Let me say at the outset that I admire Mr. Gilmartin. I do. Lately, he's been writing a blog at the Harvard Business Review -- and one of his central themes is that CEOs need to "think differently" (posthumous credit: Steve Jobs!). I concur -- on that score.
In today's installment, though, I think he leaves much ambiguity unclarified about when (and how) Vioxx® was actually withdrawn in late 2004. Read the bolded portions below, in context:
. . . .When I was Merck's CEO, a Friday telephone call from our head of research started a chain of events that put to test the conviction in our core beliefs. He told me that our long-term safety study of Vioxx was showing an increased risk of cardiovascular events compared to placebo, and the trial was being discontinued. We agreed that whatever course of action we decided to take would be based on what we believed the science said about what was in the best interests of patients.
After analyzing the data further and consulting with outside experts, the Merck scientists recommended that we voluntarily withdraw the drug. They said that it might be possible to go to the FDA, add warnings to the label, and keep Vioxx on the market, but they believed that the most responsible course of action in the interests of the patient was to voluntarily withdraw the drug. I, along with the rest of my management team and the board, agreed with the recommendation, and the drug was withdrawn.
One of the follow-on decisions was what actions we should take, if any, to compensate for the loss of approximately $2.5 billion in revenues. Should we restructure the organization to lower costs and at least partially offset the loss of revenue? We had done a restructuring in 2001 with a significant number of layoffs. At that time, we had major drugs about to go off patent, which would lead to a rapid decline in revenue, and we also had lost drugs in late stages of development that we were counting on for future growth. We viewed restructuring as a last resort. But given those circumstances, we believed it was necessary to lower costs quickly to insure our ability to continue to invest in research to replenish the pipeline.
In 2004, the circumstances were different. We had important new drugs and vaccines that we expected to bring to market over the next few years. In our view, it was important to maintain the organizational capability and the research expenditures to bring these new drugs and vaccines to market successfully. On the other hand, analysts were skeptical of the pipeline, and some were calling for new leadership of the company. Furthermore, analysts were anticipating cost cutting and had built that expectation into their earnings projections for 2005.

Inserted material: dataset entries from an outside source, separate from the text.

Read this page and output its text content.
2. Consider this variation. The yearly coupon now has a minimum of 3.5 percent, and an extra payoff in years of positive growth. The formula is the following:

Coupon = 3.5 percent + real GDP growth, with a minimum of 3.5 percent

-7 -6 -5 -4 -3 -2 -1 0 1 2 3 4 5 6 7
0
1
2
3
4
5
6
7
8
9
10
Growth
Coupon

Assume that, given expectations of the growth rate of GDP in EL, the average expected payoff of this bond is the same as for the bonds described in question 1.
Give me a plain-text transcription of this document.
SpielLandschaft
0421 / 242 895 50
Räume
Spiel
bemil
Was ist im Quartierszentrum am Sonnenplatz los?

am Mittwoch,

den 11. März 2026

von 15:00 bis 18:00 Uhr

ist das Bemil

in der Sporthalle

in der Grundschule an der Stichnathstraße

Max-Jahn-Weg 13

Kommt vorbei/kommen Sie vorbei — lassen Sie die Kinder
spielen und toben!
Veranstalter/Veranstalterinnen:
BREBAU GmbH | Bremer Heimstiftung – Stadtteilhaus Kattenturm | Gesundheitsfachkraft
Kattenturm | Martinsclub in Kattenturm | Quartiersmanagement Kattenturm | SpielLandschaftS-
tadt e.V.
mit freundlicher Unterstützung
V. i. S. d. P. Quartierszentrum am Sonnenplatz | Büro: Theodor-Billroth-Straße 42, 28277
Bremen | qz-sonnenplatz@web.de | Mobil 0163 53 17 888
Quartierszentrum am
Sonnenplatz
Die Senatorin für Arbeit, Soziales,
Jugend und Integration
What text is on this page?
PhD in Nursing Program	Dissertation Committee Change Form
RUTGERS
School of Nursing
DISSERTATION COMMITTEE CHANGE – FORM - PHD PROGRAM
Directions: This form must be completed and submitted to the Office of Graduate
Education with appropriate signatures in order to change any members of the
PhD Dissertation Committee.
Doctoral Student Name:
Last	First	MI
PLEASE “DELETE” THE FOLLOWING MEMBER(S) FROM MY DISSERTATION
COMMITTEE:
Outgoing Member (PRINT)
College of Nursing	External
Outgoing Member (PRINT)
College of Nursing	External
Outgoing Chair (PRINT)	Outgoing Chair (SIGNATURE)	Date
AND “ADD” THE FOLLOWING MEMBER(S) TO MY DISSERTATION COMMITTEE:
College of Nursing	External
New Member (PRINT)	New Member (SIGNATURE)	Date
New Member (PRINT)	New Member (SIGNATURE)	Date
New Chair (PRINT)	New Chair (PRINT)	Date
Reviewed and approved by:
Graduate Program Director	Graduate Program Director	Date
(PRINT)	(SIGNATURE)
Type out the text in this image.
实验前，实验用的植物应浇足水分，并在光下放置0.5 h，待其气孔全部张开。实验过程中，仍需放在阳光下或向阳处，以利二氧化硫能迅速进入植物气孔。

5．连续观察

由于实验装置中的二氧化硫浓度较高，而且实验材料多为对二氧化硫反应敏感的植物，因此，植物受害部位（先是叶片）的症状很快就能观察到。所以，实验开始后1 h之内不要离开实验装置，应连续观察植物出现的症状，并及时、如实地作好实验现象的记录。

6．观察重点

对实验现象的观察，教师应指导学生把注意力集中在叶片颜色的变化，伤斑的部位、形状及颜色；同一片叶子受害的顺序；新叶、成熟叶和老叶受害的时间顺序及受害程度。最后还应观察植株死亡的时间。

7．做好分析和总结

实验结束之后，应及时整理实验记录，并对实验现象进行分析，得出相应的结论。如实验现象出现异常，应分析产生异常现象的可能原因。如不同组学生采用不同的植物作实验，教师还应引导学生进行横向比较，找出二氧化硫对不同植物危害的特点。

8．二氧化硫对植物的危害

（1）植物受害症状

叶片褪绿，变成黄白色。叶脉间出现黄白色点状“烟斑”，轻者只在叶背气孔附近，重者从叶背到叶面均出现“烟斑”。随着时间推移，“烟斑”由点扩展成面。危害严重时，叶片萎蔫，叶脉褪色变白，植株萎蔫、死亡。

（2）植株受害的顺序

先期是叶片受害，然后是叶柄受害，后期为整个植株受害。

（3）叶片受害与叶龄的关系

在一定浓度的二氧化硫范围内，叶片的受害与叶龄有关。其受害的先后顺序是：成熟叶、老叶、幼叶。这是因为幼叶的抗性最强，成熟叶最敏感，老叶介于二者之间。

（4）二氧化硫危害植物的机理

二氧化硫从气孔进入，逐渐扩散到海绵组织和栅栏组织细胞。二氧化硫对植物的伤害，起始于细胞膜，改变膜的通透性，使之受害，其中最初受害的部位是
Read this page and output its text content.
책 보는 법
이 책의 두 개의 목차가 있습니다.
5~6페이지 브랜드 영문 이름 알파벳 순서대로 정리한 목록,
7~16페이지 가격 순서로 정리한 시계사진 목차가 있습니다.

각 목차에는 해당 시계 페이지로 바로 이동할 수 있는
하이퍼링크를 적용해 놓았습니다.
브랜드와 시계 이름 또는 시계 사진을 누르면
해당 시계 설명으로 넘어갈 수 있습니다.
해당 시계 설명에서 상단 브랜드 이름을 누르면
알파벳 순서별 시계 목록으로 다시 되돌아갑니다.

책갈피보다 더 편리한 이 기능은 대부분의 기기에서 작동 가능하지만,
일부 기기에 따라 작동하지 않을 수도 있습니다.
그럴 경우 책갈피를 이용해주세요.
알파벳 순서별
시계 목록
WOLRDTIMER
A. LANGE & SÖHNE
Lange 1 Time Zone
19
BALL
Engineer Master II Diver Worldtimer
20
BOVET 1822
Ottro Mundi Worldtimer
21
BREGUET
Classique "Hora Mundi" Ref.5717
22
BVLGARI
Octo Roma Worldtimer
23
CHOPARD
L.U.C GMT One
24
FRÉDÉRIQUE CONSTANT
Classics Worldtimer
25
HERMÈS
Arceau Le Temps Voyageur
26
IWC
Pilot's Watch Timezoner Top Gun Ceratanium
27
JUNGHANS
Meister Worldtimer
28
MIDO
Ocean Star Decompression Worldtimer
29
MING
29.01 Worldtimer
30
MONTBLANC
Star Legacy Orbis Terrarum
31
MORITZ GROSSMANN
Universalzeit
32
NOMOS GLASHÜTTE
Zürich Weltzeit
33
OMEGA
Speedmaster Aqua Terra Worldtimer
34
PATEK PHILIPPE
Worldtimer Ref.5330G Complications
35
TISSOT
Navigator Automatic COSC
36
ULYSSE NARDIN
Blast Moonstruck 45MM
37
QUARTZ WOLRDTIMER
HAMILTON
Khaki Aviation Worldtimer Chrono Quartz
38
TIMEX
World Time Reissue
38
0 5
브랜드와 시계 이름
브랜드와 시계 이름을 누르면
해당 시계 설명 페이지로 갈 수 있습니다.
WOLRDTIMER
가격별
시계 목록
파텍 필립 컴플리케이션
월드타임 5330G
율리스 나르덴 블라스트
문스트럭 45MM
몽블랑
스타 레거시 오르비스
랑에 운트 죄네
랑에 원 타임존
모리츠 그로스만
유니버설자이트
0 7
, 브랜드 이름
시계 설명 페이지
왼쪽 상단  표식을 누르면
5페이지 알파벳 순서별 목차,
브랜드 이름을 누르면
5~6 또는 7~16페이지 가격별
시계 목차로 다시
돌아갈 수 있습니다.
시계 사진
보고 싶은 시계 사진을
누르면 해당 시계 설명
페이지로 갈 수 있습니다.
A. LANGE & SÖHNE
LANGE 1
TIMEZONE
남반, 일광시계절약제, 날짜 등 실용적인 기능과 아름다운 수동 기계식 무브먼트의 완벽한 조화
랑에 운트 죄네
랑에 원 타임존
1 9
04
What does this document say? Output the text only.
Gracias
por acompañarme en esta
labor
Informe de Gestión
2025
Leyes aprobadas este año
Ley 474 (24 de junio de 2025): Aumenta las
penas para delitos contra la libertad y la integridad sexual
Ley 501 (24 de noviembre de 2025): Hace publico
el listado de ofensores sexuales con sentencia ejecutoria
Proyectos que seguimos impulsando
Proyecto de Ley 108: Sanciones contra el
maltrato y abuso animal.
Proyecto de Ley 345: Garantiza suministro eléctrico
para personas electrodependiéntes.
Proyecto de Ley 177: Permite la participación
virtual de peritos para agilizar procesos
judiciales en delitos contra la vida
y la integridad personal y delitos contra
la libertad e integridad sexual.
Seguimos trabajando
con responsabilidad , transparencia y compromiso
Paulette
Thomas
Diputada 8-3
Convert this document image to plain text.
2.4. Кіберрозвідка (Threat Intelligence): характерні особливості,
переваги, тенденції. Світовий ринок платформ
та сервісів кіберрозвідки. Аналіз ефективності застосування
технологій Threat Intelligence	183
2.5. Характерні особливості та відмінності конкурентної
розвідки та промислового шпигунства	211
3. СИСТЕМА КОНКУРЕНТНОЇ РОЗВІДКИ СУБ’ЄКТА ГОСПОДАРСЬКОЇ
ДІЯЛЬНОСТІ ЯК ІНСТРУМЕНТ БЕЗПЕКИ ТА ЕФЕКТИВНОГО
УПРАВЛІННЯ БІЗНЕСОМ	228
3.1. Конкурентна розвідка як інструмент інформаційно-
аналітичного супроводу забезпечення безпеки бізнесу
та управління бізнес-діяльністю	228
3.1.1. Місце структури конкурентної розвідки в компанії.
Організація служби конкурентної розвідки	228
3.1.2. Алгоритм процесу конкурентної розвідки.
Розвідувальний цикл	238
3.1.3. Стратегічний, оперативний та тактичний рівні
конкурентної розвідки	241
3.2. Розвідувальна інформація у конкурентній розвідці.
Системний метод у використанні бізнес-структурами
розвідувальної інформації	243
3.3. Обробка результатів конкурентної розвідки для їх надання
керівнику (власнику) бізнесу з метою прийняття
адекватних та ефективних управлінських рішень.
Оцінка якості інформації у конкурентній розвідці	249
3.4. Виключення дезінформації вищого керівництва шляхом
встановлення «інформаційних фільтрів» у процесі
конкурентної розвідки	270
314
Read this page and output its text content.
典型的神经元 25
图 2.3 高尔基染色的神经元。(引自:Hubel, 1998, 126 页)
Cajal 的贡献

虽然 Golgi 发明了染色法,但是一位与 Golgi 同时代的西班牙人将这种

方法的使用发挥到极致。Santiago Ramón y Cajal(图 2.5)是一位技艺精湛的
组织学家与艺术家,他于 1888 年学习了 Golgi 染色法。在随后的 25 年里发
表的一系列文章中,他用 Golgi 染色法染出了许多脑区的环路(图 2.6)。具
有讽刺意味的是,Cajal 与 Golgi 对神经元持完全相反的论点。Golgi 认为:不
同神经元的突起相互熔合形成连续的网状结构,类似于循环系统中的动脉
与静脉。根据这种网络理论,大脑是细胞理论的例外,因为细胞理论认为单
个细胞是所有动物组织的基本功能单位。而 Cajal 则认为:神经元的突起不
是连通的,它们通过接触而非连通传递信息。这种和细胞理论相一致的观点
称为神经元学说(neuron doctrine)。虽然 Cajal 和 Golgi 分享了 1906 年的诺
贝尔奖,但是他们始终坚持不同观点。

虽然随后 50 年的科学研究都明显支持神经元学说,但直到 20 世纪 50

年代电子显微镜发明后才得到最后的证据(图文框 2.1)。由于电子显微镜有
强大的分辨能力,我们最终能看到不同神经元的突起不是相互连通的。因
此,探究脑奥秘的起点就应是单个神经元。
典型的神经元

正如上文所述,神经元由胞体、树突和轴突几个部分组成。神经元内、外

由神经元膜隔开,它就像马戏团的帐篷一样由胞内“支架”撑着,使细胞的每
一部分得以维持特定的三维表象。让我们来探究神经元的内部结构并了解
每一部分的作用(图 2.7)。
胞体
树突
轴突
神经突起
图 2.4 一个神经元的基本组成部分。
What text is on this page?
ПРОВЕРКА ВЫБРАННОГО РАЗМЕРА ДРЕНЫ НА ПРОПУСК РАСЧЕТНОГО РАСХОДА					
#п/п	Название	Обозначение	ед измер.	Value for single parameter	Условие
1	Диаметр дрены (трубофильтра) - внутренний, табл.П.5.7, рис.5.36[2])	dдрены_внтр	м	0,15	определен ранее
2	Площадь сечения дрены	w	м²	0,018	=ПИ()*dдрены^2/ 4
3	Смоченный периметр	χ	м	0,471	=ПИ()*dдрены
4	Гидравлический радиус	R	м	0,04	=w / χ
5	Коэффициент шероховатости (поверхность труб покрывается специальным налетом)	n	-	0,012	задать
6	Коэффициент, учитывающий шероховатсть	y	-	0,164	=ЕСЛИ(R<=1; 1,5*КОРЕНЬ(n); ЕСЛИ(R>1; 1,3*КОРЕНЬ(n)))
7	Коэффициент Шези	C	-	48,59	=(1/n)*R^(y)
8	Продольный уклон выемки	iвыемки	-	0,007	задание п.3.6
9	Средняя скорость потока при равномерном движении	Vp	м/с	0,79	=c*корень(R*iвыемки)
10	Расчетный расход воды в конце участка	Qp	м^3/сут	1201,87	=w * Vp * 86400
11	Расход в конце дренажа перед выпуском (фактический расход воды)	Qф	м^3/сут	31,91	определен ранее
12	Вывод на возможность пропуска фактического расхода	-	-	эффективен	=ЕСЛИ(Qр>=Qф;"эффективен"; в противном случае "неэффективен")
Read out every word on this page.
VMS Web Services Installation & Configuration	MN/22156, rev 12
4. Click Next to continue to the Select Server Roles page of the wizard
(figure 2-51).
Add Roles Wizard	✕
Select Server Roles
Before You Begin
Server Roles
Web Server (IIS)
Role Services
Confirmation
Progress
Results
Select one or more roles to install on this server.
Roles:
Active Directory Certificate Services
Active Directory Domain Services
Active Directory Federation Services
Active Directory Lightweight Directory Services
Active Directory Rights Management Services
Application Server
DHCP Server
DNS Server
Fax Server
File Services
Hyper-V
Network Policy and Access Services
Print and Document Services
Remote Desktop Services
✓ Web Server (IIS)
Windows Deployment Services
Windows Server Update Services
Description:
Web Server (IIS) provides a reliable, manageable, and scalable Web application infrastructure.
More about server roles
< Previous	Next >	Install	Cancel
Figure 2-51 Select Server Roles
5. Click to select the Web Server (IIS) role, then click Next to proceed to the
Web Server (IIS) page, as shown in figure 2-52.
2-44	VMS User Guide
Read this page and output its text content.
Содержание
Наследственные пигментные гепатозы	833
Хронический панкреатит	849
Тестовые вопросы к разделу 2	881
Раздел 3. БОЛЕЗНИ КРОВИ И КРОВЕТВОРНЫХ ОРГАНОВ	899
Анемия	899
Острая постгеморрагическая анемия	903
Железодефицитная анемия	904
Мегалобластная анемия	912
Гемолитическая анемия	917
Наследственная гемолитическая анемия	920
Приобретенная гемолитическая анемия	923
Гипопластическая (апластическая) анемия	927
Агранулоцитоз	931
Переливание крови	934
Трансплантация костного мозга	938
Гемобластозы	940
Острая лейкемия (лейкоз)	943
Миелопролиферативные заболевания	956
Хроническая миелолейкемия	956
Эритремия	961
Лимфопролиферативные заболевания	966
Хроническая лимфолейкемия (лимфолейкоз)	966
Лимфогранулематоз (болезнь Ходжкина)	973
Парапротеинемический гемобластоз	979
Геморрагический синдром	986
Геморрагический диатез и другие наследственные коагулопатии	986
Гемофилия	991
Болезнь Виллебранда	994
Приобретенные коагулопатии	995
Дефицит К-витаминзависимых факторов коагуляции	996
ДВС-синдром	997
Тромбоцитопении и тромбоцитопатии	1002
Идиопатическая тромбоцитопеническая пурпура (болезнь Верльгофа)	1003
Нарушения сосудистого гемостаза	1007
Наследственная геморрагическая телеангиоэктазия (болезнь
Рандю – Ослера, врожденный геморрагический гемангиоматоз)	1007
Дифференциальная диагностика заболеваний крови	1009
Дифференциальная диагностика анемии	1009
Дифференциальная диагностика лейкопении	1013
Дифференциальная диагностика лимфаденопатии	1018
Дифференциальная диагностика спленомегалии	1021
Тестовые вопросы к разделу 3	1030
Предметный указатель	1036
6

We decided against restructuring and reductions in research expenditures. . . .
It may just be me, but it looks to me like he is asking the reader to make a back-handed (and inaccurate) inference that the Vioxx recall occured well before 2004. It didn't. He separates his contrasting statements by a few paragraphs, and then throws the "things were different" line in, connecting it to 2004. Odd.
See here to read about what was "knowable," and when -- about Vioxx CV risks. Somewhere along the line, as AERs were being turned in, between 2000 through 2003, it seems fair, as Yale's Dr. Harlan Krumholz has suggested, to think it could have been pulled earlier. This matters, because -- if so -- it (allegedly) took Merck quite a while to do the right thing here.
And it has paid over $4.9 billion, now due in large part to those delays. Just to keep it straight.
2 comments:
As an ex-Merck employee and who was at that time at Merck, we all felt that the upper management had forsaken us (the scientists who did the spade work) completely. We could have proceeded on with a “black-box” warning that could have mitigated the massive damage from which we are yet to recover. As a scientist we had all been traumatized and blame Mr. Gilmartin and other honchos for this debacle. What is missing from this storyline is many people who were benefited by Vioxx and that news never made it to the headline. Also, the beneficial impact of Naproxen (against which the trial was run) as a Cardio-protective drug was never publicized enough within the context of this trial (i.e. both clinical and legal).
Yes, there was a lot of stupidity and there was also bad luck that played into the hands of ambulance chasers. People associated with the project -- across the job descriptions -- are the ones leading Merck today.
Does that not tell us something?
-- Musings
In this study, there was no cardioprotective effect for naproxen.